Barba, T.; Bagley, B. A.; Steyaert, S.; Carrillo-Perez, F.; Sadee, C.; Iv, M.; Gevaert, O.
Show abstract
Magnetic resonance images (MRI) of the brain exhibit high dimensionality that pose significant challenges for computational analysis. While models proposed for brain MRIs analyses yield encouraging results, the high complexity of neuroimaging data hinders generalizability and clinical application. We introduce DUNE, a neuroimaging-oriented encoder designed to extract deep-features from multisequence brain MRIs, thereby enabling their processing by basic machine learning algorithms. A UNet-based autoencoder was trained using 3,814 selected scans of morphologically normal (healthy volunteers) or abnormal (glioma patients) brains, to generate comprehensive low-dimensional representations of the full-sized images. To evaluate their quality, these embeddings were utilized to train machine learning models to predict a wide range of clinical variables. Embeddings were extracted for cohorts used for the model development (n=21,102 individuals), along with 3 additional independent cohorts (Alzheimers disease, schizophrenia and glioma cohorts, n=1,322 individuals), to evaluate the models generalization capabilities. The embeddings extracted from healthy volunteers scans could predict a broad spectrum of clinical parameters, including volumetry metrics, cardiovascular disease (AUROC=0.80) and alcohol consumption (AUROC=0.99), and more nuanced parameters such as the Alzheimers predisposing APOE4 allele (AUROC=0.67). Embeddings derived from the validation cohorts successfully predicted the diagnoses of Alzheimers dementia (AUROC=0.92) and schizophrenia (AUROC=0.64).
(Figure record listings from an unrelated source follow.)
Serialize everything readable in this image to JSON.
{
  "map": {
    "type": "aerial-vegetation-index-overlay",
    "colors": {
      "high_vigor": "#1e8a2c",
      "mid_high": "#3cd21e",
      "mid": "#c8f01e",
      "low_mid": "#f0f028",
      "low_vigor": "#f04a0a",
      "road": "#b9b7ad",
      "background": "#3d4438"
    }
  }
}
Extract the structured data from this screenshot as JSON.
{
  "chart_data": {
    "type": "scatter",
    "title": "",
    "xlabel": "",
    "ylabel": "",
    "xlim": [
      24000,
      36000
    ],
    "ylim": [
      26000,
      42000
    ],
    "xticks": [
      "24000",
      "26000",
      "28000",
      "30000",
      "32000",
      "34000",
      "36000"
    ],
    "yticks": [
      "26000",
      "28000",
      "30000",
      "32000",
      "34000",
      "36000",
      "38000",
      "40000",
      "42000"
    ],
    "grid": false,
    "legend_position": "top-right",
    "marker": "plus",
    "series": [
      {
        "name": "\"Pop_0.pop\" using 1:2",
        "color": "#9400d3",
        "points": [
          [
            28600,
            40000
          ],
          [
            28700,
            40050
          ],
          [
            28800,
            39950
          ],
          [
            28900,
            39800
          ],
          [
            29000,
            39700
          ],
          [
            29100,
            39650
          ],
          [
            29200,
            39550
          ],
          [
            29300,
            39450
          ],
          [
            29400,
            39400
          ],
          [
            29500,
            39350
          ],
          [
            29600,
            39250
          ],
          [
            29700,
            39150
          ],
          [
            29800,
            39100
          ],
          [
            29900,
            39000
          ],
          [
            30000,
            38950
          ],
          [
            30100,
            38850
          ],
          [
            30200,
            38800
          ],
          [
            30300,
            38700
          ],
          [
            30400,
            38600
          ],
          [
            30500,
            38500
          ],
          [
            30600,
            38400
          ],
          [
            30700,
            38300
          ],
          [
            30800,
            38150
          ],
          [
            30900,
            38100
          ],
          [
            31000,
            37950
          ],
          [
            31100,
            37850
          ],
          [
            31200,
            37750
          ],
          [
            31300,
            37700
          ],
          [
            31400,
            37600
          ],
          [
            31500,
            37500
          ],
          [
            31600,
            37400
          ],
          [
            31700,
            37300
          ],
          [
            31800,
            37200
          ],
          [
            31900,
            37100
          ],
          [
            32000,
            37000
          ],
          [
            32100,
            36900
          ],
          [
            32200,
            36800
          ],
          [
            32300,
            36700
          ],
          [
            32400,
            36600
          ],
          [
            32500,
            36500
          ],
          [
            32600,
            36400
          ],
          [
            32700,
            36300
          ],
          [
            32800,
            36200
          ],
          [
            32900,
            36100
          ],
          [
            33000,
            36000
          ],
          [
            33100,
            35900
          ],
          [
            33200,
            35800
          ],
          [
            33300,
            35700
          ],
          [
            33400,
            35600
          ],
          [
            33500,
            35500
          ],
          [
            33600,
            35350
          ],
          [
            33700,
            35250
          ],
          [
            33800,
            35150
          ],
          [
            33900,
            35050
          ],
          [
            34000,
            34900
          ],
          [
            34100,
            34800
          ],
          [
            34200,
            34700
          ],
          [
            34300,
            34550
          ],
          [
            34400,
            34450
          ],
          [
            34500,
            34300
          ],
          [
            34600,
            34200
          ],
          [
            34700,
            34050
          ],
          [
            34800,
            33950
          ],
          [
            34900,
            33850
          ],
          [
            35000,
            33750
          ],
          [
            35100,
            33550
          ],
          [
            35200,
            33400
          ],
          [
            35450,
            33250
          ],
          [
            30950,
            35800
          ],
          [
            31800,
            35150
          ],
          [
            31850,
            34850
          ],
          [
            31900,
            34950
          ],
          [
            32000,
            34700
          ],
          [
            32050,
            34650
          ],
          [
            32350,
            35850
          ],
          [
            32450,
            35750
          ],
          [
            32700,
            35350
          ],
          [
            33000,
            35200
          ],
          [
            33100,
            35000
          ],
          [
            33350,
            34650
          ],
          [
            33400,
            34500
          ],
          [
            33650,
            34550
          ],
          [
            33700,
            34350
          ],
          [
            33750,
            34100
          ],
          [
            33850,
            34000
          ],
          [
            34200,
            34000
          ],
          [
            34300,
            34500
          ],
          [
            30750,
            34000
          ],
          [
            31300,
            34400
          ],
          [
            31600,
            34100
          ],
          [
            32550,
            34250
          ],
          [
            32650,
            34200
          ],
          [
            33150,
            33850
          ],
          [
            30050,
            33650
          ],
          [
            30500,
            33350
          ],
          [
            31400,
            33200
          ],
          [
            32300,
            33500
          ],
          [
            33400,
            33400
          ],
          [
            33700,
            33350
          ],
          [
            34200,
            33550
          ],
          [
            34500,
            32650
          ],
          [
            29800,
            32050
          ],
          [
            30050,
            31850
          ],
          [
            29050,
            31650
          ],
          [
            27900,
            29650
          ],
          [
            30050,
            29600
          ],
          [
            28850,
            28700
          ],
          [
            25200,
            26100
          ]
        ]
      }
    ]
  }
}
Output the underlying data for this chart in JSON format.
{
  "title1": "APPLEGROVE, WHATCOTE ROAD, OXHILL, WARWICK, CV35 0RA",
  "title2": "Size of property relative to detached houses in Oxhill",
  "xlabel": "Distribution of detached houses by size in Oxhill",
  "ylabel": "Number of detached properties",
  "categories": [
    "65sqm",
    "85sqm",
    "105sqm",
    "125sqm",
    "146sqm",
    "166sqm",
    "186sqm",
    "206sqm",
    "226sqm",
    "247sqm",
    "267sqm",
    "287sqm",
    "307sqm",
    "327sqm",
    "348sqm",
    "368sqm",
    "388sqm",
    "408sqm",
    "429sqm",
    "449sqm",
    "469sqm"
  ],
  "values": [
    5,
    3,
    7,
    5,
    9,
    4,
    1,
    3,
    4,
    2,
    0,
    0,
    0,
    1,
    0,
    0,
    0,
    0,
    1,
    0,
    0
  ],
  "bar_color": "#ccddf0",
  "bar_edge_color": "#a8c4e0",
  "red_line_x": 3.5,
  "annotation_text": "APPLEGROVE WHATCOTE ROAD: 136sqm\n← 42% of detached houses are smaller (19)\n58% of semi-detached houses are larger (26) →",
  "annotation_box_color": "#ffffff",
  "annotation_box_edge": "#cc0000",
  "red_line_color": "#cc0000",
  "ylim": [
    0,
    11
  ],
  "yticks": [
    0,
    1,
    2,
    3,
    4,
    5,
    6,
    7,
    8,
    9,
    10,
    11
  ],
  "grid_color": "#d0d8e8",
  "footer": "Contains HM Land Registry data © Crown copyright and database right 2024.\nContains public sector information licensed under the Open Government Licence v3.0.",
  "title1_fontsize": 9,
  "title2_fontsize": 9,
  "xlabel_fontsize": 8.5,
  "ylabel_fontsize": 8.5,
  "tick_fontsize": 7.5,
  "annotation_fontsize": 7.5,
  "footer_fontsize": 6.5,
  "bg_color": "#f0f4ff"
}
Embeddings extracted from glioma scans successfully predicted survival (C-index=0.608) and IDH molecular status (AUROC=0.92), matching the performances of previous task-oriented models. DUNE efficiently represents clinically relevant patterns from full-size brain MRI scans across several disease areas, opening ways for innovative clinical applications in neurology. One Sentence SummaryWe propose a brain MRI-specialized encoder, which extracts versatile low-dimension embeddings from full-size scans.